Printed in
Diplomatic Documents of Switzerland, vol. 6, doc. 426
volume linkBern 1981
more… |▼▶Repository
Archive | Swiss Federal Archives, Bern | |
Archival classification | CH-BAR#E1004.1#1000/9#11251* | |
Dossier title | Beschlussprotokoll(-e) 15.05.-15.05.1918 (1918–1918) |
dodis.ch/43701
CONSEIL FÉDÉRAL
Procès-verbal de la séance du 15 mai 19181
1394. Wirtschaftliches Abkommen mit Deutschland
Procès-verbal de la séance du 15 mai 19181
Herr Bundespräsident Calonder berichtet über die Besprechung, die vormittags zwischen der bundesrätlichen Delegation und Herrn Geschäftsträger Clinchant stattgefunden hat.
Herr Clinchant hat nur wiederholt2, was er sowohl Herrn Bundespräsidenten Calonder gegenüber, zum Teil wenigstens, als auch Herrn Bundesrat Schulthess gegenüber ausführlicher mitgeteilt hatte. Besonders wiederholte er die Ankündigung der schweren Folgen, die Frankreich für den Fall androhe, dass die Ansprüche Frankreichs nicht erfüllt würden.
Herr Clinchant hat sich auch darüber beschwert, dass er über den Verlauf der Unterhandlungen mit Deutschland nicht unterrichtet worden sei.
Herr Bundespräsident Calonder erachtet diese Beschwerde als unbegründet, indem der französische Geschäftsträger, soweit dienlich, unterrichtet worden sei.
Herr Clinchant hat zum Schluss den Wunsch ausgesprochen, dass die Verhandlungen nicht abgeschlossen werden möchten, sondern dass ihm noch etwa drei Tage eingeräumt würden, um nach Paris drahten und sich mit seiner Regierung in Verbindung setzen zu können.
Herr Bundespräsident Calonder hat hierauf Herrn Clinchant zugesichert, seinen Wunsch dem Bundesrat vorzulegen, indem er indessen gleichzeitig betonte, dass er nicht genauer unterrichtet sei, wie weit im gegenwärtigen Zeitpunkt die Verhandlungen mit Deutschland vorgerückt seien.
Herr Bundesrat Ador fügt zu diesen Mitteilungen hinzu, dass ihm die Sachlage aus dem Grunde als eine schwere erscheine, weil aus den Auseinandersetzungen Clinchants hervorgehe, dass diese ihrem Inhalt nach und auch sozusagen wörtlich auf einer Depesche seiner Regierung beruhen. Besonders zu beachten scheint Herrn Ador der Wunsch des Geschäftsträgers zu sein, die französische Regierung nicht vor ein Fait accompli zu stellen, weil in diesem Falle die angekündigten Massnahmen der französischen Regierung eintreten würden.

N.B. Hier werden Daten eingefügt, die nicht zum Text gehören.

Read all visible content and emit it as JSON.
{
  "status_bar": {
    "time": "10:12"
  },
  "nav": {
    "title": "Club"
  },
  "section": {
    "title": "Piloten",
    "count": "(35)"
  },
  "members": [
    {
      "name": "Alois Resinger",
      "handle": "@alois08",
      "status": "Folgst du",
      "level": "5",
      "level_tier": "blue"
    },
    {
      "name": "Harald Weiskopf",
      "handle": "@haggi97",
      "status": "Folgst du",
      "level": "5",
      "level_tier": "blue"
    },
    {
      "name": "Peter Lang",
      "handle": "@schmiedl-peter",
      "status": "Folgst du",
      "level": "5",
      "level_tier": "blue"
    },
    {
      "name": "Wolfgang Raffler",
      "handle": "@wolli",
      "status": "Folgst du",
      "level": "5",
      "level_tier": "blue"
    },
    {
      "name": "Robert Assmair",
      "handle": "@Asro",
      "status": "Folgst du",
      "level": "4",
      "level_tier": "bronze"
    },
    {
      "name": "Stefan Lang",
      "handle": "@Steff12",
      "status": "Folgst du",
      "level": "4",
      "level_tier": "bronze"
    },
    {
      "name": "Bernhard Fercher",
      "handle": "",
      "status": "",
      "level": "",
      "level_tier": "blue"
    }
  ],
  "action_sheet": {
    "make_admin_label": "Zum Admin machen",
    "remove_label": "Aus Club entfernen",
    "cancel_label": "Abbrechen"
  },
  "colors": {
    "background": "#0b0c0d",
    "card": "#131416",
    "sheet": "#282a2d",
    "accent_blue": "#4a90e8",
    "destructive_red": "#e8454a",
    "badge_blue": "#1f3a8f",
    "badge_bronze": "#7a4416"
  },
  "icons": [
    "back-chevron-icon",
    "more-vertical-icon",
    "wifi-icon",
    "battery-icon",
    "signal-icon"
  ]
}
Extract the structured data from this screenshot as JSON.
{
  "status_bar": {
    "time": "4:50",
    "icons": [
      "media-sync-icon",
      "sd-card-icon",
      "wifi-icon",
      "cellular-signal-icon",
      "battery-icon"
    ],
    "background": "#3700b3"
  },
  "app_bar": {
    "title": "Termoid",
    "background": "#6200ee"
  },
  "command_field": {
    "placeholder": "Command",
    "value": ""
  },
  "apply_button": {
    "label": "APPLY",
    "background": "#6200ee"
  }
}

Aus diesem Grunde erklärt Herr Ador, dass es ihm unbegreiflich erscheine, wenn es sich, was er gehört habe, bewahrheiten würde, dass die Herren Unterhändler das Abkommen schon unterzeichnet haben.
Zu diesem Punkte bemerken indessen die Herren Frey und Laur, dass es sich nur um eine bedingte Unterschrift handle und dass, wenn eine neue Situation eintreten werde, die Unterschriften wieder zurückgegeben würden. Herr Frey hat keinen Zweifel, dass die deutsche Delegation die Unterzeichneten Exemplare wieder zurückgeben werde.
Zur Sache selbst sprechen sich die Herren Frey und Laur sehr éntschieden gegen das Vorgehen Frankreichs aus, das der Würde der Schweiz zu nahe trete und ihrer Souveränität Abbruch tue. Nichts wäre verhängnisvoller, als den Ansprüchen Frankreichs nachzugeben. Es gehe nicht an, dass die Schweiz ihre internationalen Verträge in Paris müsse kontrollieren lassen.
Die Herren Bundespräsidenten Calonder und Bundesrat Motta betonen dieser Auffassung gegenüber, dass die Ansprüche der beiden Mächte, die in der Vereinbarung mit Deutschland zur Erledigung kommen müssen, derart ineinander verflochten seien, dass es keineswegs eine Entwürdigung bedeute, wenn man sich mit jedem der beiden Staaten auseinandersetze. Man könne über die Kohlenkontrolle Deutschlands nicht sprechen, ohne über das Angebot Frankreichs im klaren zu sein.
Nachdem die Herren Frey und Laur sich entfernt haben, nimmt der Bundesrat seine Beratung auf.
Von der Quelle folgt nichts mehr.